There are no prizes for guessing who’s favoured by the bookies in the opening game of this edition of the RWC. That’s right – the team who reached the tournament without consulting with a law firm! Indeed, Japan are close to unbackable for the opening game, priced at a surprisingly hefty 1/66 with William Hill. Russia are available at 20/1, long odds which would be tempting if they had a chance in Hell of actually winning the game. As things stand, however, it’s not a bet worth making.
What might be worth the effort, however, is a handicap bet. If you reckon that Russia will finish within 31 points of the Blossoms, then you can get odds of 11/4 on them beating this spread. William Hill have them pegged as 41-point underdogs, but it’s the first game of the World Cup. With players under pressure and the visiting side sure to want to give a good account of themselves in the curtain-raising match, don’t be surprised if Japan win, comfortably, but without hitting the heights that most bookies are expecting from them.
Saturday: the big teams join the chase
There’s a more than decent chance that the winners of this edition of the Rugby World Cup will be taken from Pool B. That’s where you will find defending champions New Zealand, and also perhaps the team best equipped to usurp them – South Africa. Saturday morning’s action brings these teams together in what will undoubtedly be the biggest collision of the Pool stages. The winner of this game will, realistically, win Pool B, and face the runner-up from Pool A in the quarter-final. Given that this will most likely be Scotland, the winner of this match effectively has a bye to the semi-final.
The last three meetings between these sides have been decided by margins of: 2, 2 and 0. In other words, two games (one for each side) have been won by just two points each. The other, and most recent, was a draw. The aggregate score of the meetings since September 2018 reads New Zealand 82, South Africa 82. So why does Paddy Power have the All Blacks as 6.5-point favourites? It’s hard to say, but you can get South Africa +6.5 for ⅚. Alternatively, you could back them to win outright at 23/10. They’re more than capable of doing it, and may well be the only team in world rugby that has found a way of consistently pushing the Kiwis to the limit.

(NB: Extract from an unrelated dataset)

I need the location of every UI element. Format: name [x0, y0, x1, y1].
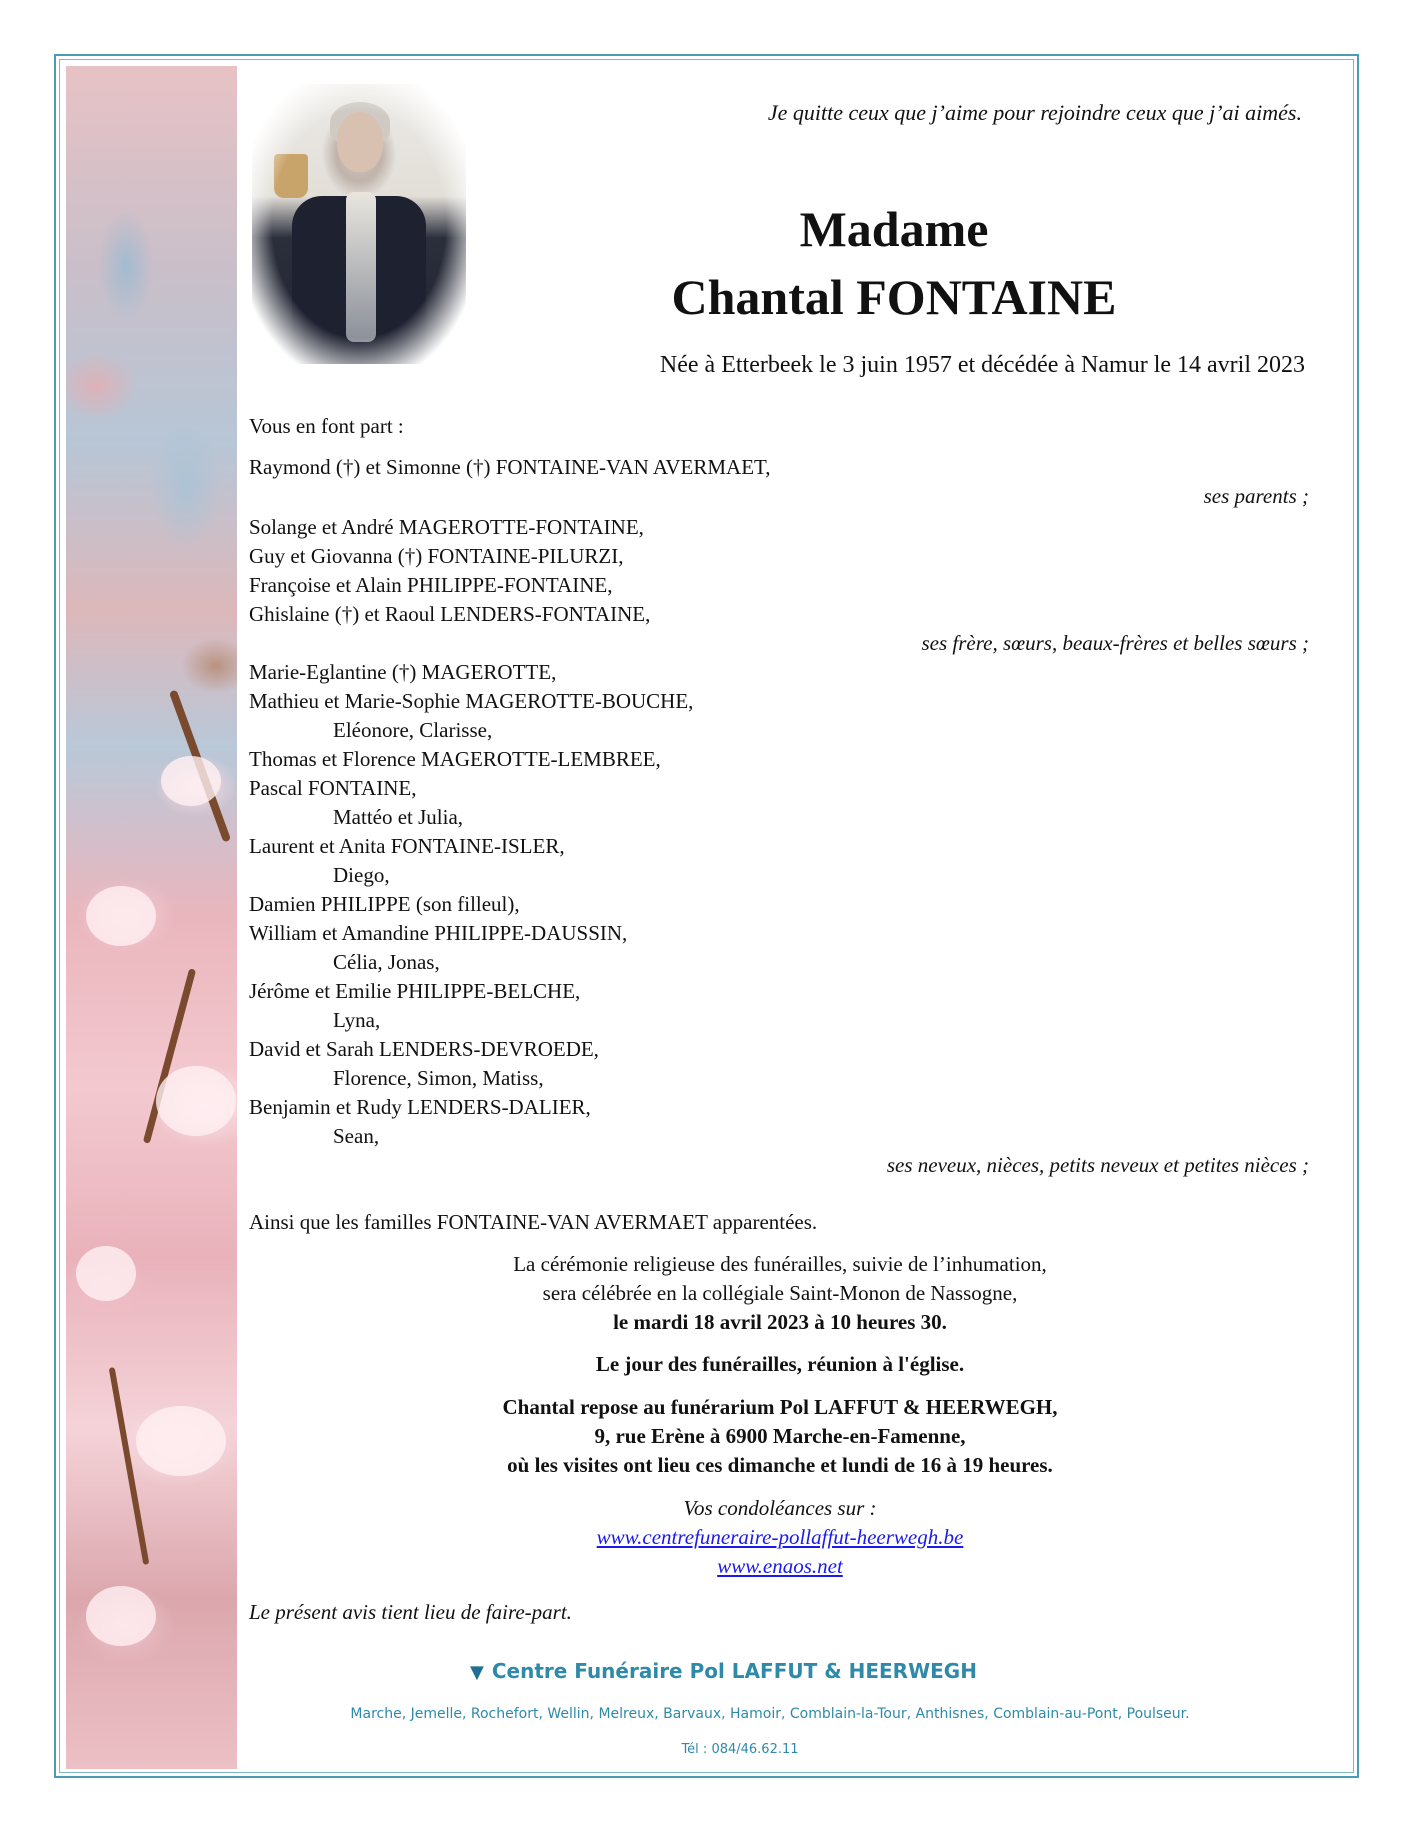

Clash of the Celts is Sunday’s big game
Just under a year ago, the perennially-pessimistic Irish rugby fans started to believe that their team, which had just beaten New Zealand for a second time in three meetings, could be a legitimate contender for this World Cup. Since then, Ireland have been pretty poor – losing twice to England and seeing their Six Nations title all-too-easily wrenched from their hands by Wales. They come into this weekend with injury questions over their starting full-back, one of their wings and perhaps their best centre. Oh, and Johnny Sexton, the fly-half around whom everything happens, is potentially a single concussion away from a premature end to his involvement in the tournament.
This Sunday, the tournament’s first – and possibly only – all-Celtic meeting will take place as Ireland seek to extend to three games their winning streak against the mercurial Scots. While we think, over the eighty minutes, that Ireland will have what it takes to post the win, we are intrigued by Unibet’s odds of 24/5 on the first score of the game being a Scotland try. Scottish number 10 Finn Russell has a well-deserved reputation for trying audacious passes which come off more often than one might expect. If he can get his back line into the areas that count this Sunday, the Irish fans watching over breakfast may just get a very rude awakening.